Mon Sep 15 20:04:34 CDT 2008

New submission from Tom Karzes <Tom.Karzes at magnumsemi.com>:

Using version 1.0.1 of Mercurial, with OpenSSH:

On certain platforms (e.g. Redhat Linux), when accessing a repository via an 
ssh server, the local hg client often hangs if the server reports an error 
(e.g. a bad repository path, or a hook failure, etc.)  Even worse, it is 
usually not at all obvious that there's an error until you finally get tired of 
waiting and interrupt it, and even then the error messages are often truncated 
or even entirely absent.

When we added some server-side hooks, it became clear that we needed a solution 
to this problem, so I spent quite a bit of time tracking it down, and I finally 
know exactly what's causing it.  I believe the hg client is ultimately to 
blame, and that a proper fix needs to be made there to truly solve the 
problem.  But having said that, there are some contributing factors that make 
this problem vastly more likely on some systems (e.g. Redhat) than on others 
(e.g. Ubuntu).

Here's what the hg client is doing, which I believe should be changed:  In 
sshrepo.c, it communicates with the ssh client via pipes to the client's stdin, 
stdout, and stderr.  When reading the ssh client's stdout, it uses blocking 
readline() calls.  When reading the ssh client's stderr, it uses fstat to see 
if there's any data available, then readline() to read it.  It effectively 
alternates between reading stdout and stderr this way, but this is clearly very 
vulnerable to deadlock situations.  In particular, if the hg client is blocked 
trying to read stdout, while the ssh client is blocked trying to write to 
stderr (i.e., waiting for some data to be consumed), there is a deadlock 
condition.  This could happen under any of a number of conditions.  The most 
obvious is when one of the pipe buffers fills up, but on some systems (such as 
Redhat) this can happen even if the buffer is not full, making this problem 
vastly more likely.

The correct way for the hg client to handle all of this on a Linux platform is 
to use the select() system call to choose among the ssh client's stdin, stdout, 
and stderr, servicing them as they become ready (in the case of stdin, only 
when it has data to write).  This is exactly what the ssh client does, and it 
eliminates deadlock problems:  As long as there's *something* it can do, it 
does it, and if the thing it's talking to does the same thing, there will be no 
deadlock.  That is really the only correct way to truly fix this.

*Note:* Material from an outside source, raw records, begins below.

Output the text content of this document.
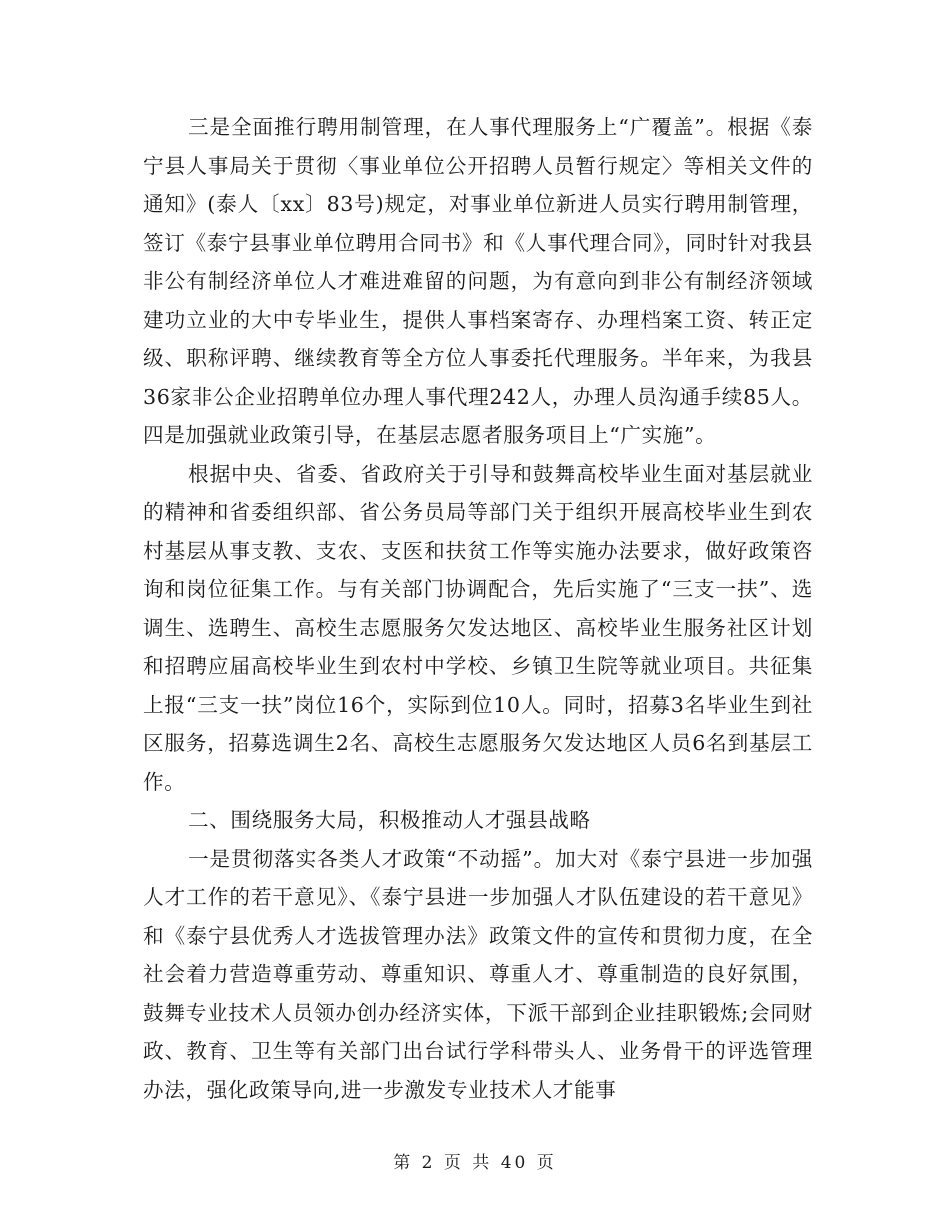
三是全面推行聘用制管理，在人事代理服务上“广覆盖”。根据《泰宁县人事局关于贯彻〈事业单位公开招聘人员暂行规定〉等相关文件的通知》(泰人〔xx〕83号)规定，对事业单位新进人员实行聘用制管理，签订《泰宁县事业单位聘用合同书》和《人事代理合同》，同时针对我县非公有制经济单位人才难进难留的问题，为有意向到非公有制经济领域建功立业的大中专毕业生，提供人事档案寄存、办理档案工资、转正定级、职称评聘、继续教育等全方位人事委托代理服务。半年来，为我县36家非公企业招聘单位办理人事代理242人，办理人员沟通手续85人。四是加强就业政策引导，在基层志愿者服务项目上“广实施”。

根据中央、省委、省政府关于引导和鼓舞高校毕业生面对基层就业的精神和省委组织部、省公务员局等部门关于组织开展高校毕业生到农村基层从事支教、支农、支医和扶贫工作等实施办法要求，做好政策咨询和岗位征集工作。与有关部门协调配合，先后实施了“三支一扶”、选调生、选聘生、高校生志愿服务欠发达地区、高校毕业生服务社区计划和招聘应届高校毕业生到农村中学校、乡镇卫生院等就业项目。共征集上报“三支一扶”岗位16个，实际到位10人。同时，招募3名毕业生到社区服务，招募选调生2名、高校生志愿服务欠发达地区人员6名到基层工作。

二、围绕服务大局，积极推动人才强县战略

一是贯彻落实各类人才政策“不动摇”。加大对《泰宁县进一步加强人才工作的若干意见》、《泰宁县进一步加强人才队伍建设的若干意见》和《泰宁县优秀人才选拔管理办法》政策文件的宣传和贯彻力度，在全社会着力营造尊重劳动、尊重知识、尊重人才、尊重制造的良好氛围，鼓舞专业技术人员领办创办经济实体，下派干部到企业挂职锻炼;会同财政、教育、卫生等有关部门出台试行学科带头人、业务骨干的评选管理办法，强化政策导向,进一步激发专业技术人才能事

第 2 页 共 40 页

So the question is this:  Why is this causing deadlock when the only thing the 
hg server is doing is printing a one-line error message to stderr and then 
exiting?  Here is the answer:  First, even when doing a single "print" from 
Python, the resulting string will often be broken into two parts (Python often 
sends the terminating newline in a second string).  So it is not uncommon to 
get multiple back-to-back writes to stderr.

Back on the client side, the client ssh is doing selects to see when it can 
write to stderr.  When it reads the first stderr string from the server, it 
does the select, Linux tells it that stderr is ready to be written, and it 
writes it.  Then the second string arrives, and it again does a select to see 
when it can write more to stderr.  Here's where the os-specific sensitivity 
arises:  On Ubuntu, select() on a pipe will return ready status even if the 
pipe already contains some data.  So on Ubuntu systems, the second string gets 
written right away, provided the pipe buffer isn't overly full.  Then, if that 
was the last thing the hg server did before exiting, the ssh client will also 
exit, causing any pending readline() on its stdout to immediately exit as well.

On older Linux kernels (such as Redhat), however, select() on a pipe behaves 
quite differently.  If there is any unread data in the pipe, even as little as 
a single byte, select() will not flag the pipe as ready to receive more data, 
even if writing to it would succeed.  And this is what was triggering all of 
the deadlocks we were actually seeing.  Note that, if the server wrote 
something else to stdout after its last write to stderr, that would often be 
enough to avoid the problem, since the pending readline() on stdout would 
complete, then stderr would be drained.  But in a typical error situation, the 
last thing the server does write an error message to stderr, then exit.  So 
here's what happens:

1.  The hg server writes an error message to stderr, which ends up going 
through as multiple writes (often due to Python itself splitting the trailing 
newline from the string).

2.  On the client side, ssh receives the error message as two or more strings.  
It does a write select() with stderr, and is told it can write to it, so it 
writes the first string.

3.  It does another write select() with stderr, but because there is data in 
the pipe (even as little as a single byte), the select() call does not indicate 
that stderr is ready for more data, so it just keeps waiting (e.g. on Redhat 
Linux).

4.  Meanwhile, the hg client is doing a readline() on the ssh client's stdout, 
waiting for either some data, or an empty string when the ssh client exits 
(which is how it should be terminated in this case, since there was an error).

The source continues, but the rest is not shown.